There’s never an easy way to keep any band together. Even if every musician is the best of friends and splits everything evenly, it only takes a few too many yes-men telling them they are the greatest part of the band for everything to start going haywire. And while Van Halen had already dealt with their fair share of diva behaviour from David Lee Roth, Sammy Hagar remembered his final days in Van Halen being more of a firm split rather than anything happening over time.

That’s not to say that everyone in the band was getting along like they used to by the 1990s. There were still some raw pounds that came with working together for a long time, and even if the band could compromise on an album like For Unlawful Carnal Knowledge, Balance might be the most ironic album title they ever made, considering how much Eddie and Hagar were clashing when it came to how the songs should sound.

But anyone can have those few records where they aren’t on the same page as their bandmates. Sometimes, things fall flat, and even though Hagar could still write melodies for the group, he was convinced that all they needed was a break from each other for everyone to sort themselves out. Once they got new management and started working on the movie Twister, though, things began to fall apart.
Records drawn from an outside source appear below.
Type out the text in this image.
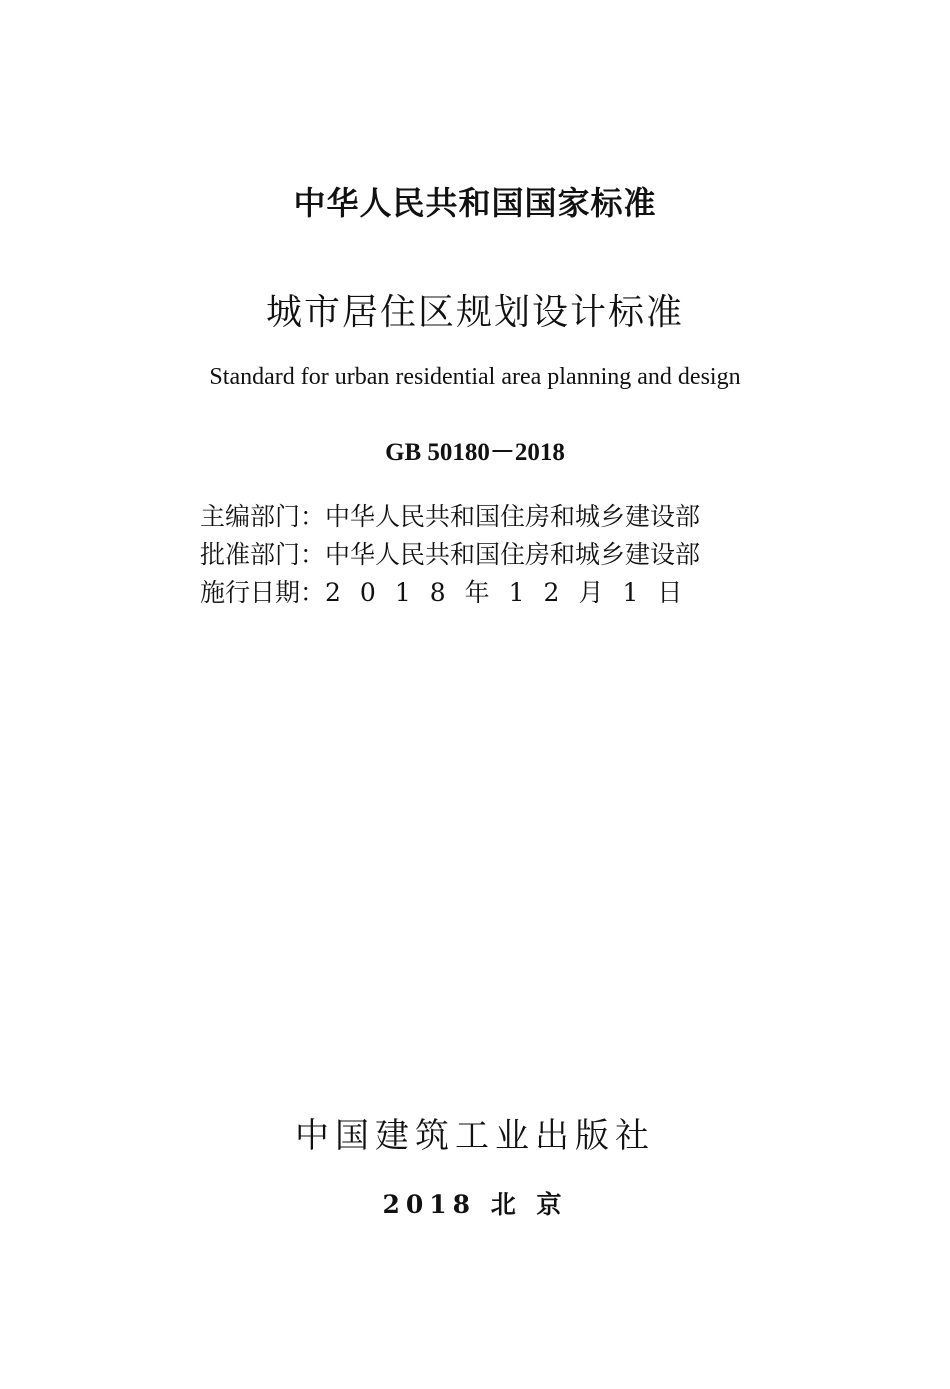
中华人民共和国国家标准
城市居住区规划设计标准
Standard for urban residential area planning and design
GB 50180－2018
主编部门：中华人民共和国住房和城乡建设部
批准部门：中华人民共和国住房和城乡建设部
施行日期：2018年12月1日
中国建筑工业出版社
2018 北 京
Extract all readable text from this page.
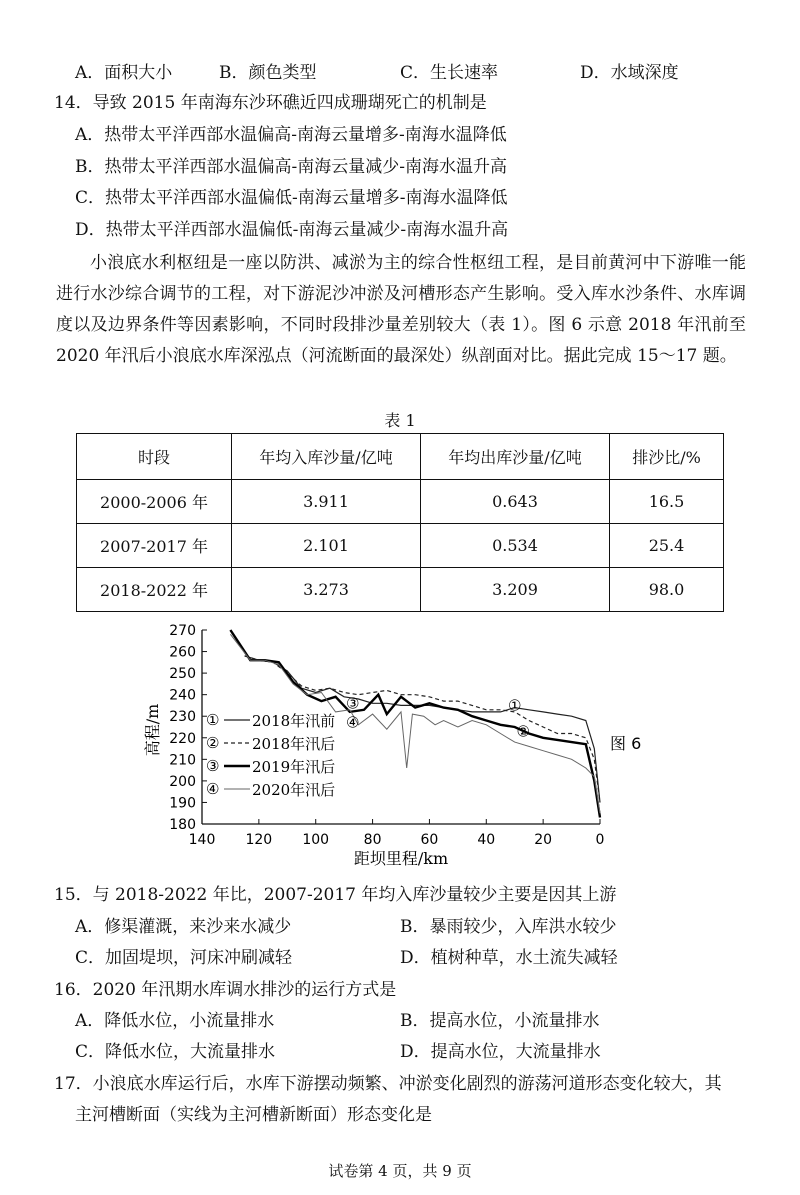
A．面积大小	B．颜色类型	C．生长速率	D．水域深度
14．导致 2015 年南海东沙环礁近四成珊瑚死亡的机制是
A．热带太平洋西部水温偏高-南海云量增多-南海水温降低
B．热带太平洋西部水温偏高-南海云量减少-南海水温升高
C．热带太平洋西部水温偏低-南海云量增多-南海水温降低
D．热带太平洋西部水温偏低-南海云量减少-南海水温升高
小浪底水利枢纽是一座以防洪、减淤为主的综合性枢纽工程，是目前黄河中下游唯一能进行水沙综合调节的工程，对下游泥沙冲淤及河槽形态产生影响。受入库水沙条件、水库调度以及边界条件等因素影响，不同时段排沙量差别较大（表 1）。图 6 示意 2018 年汛前至 2020 年汛后小浪底水库深泓点（河流断面的最深处）纵剖面对比。据此完成 15～17 题。
表 1
时段	年均入库沙量/亿吨	年均出库沙量/亿吨	排沙比/%
2000-2006 年	3.911	0.643	16.5
2007-2017 年	2.101	0.534	25.4
2018-2022 年	3.273	3.209	98.0
180
190
200
210
220
230
240
250
260
270
140 120 100 80	60	40	20	0
①
②
③
④
① 2018年汛前
② 2018年汛后
③ 2019年汛后
④ 2020年汛后
距坝里程/km
高程/m	图 6
15．与 2018-2022 年比，2007-2017 年均入库沙量较少主要是因其上游
A．修渠灌溉，来沙来水减少	B．暴雨较少，入库洪水较少
C．加固堤坝，河床冲刷减轻	D．植树种草，水土流失减轻
16．2020 年汛期水库调水排沙的运行方式是
A．降低水位，小流量排水	B．提高水位，小流量排水
C．降低水位，大流量排水	D．提高水位，大流量排水
17．小浪底水库运行后，水库下游摆动频繁、冲淤变化剧烈的游荡河道形态变化较大，其
主河槽断面（实线为主河槽新断面）形态变化是
试卷第 4 页，共 9 页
Their former manager, Ed Leffler, was practically the fifth member of the band as far as Hagar was concerned, and after his passing, drafting Ray Danniels was never a good fit for him. Even though Danniels has done great work managing acts like Rush, while the Canadian icons never had to argue about their finances throughout their career, Hagar felt that a significant change happened the minute that Eddie started taking charge.

There was no question that people were still turning up to Van Halen shows to see the guitar legend at work, but by the end of the 1990s, Eddie had begun to make more suggestions about how the songs should go. Outside of writing some of his own lyrics on Balance, he also insisted that Hagar begin writing a certain way, even telling him that the Kurt Cobain tribute song ‘Don’t Tell Me (What Love Can Do)’ needed to have some more attitude behind the lyrics.

Even if Hagar tried to work with Eddie on different agreements, he pointed the finger at him as the reason why the group collapsed before the new millennium, saying, “The only thing I won’t get into in this article is burning on Eddie, but he deserves it because he is the problem. He changed at the end of our era. He flipped out, and I don’t know what happened. They all got greedy. They thought, we’ll bring Roth back and we’ll get Sammy to go along with it. Fuck you, I said. Get out of here! We don’t need to be doing anything cheap to our fans.”

While Hagar did manage to roll over for a tour, his final years with the band only feel tragic in retrospect. Eddie had still been going through his fair share of demons, and even if he wasn’t willing to build bridges with Hagar after ‘The Red Rocker’ left, it’s even worse knowing that were never able to play together again before Eddis’ untimely passing.

Still, that doesn’t do anything to diminish the massive hooks that both of them gave us when they were working together. Hagar may have still felt burned seeing Eddie push him out of the room, but sometimes artists find themselves drifting to the point where they aren’t on the same creative page any longer.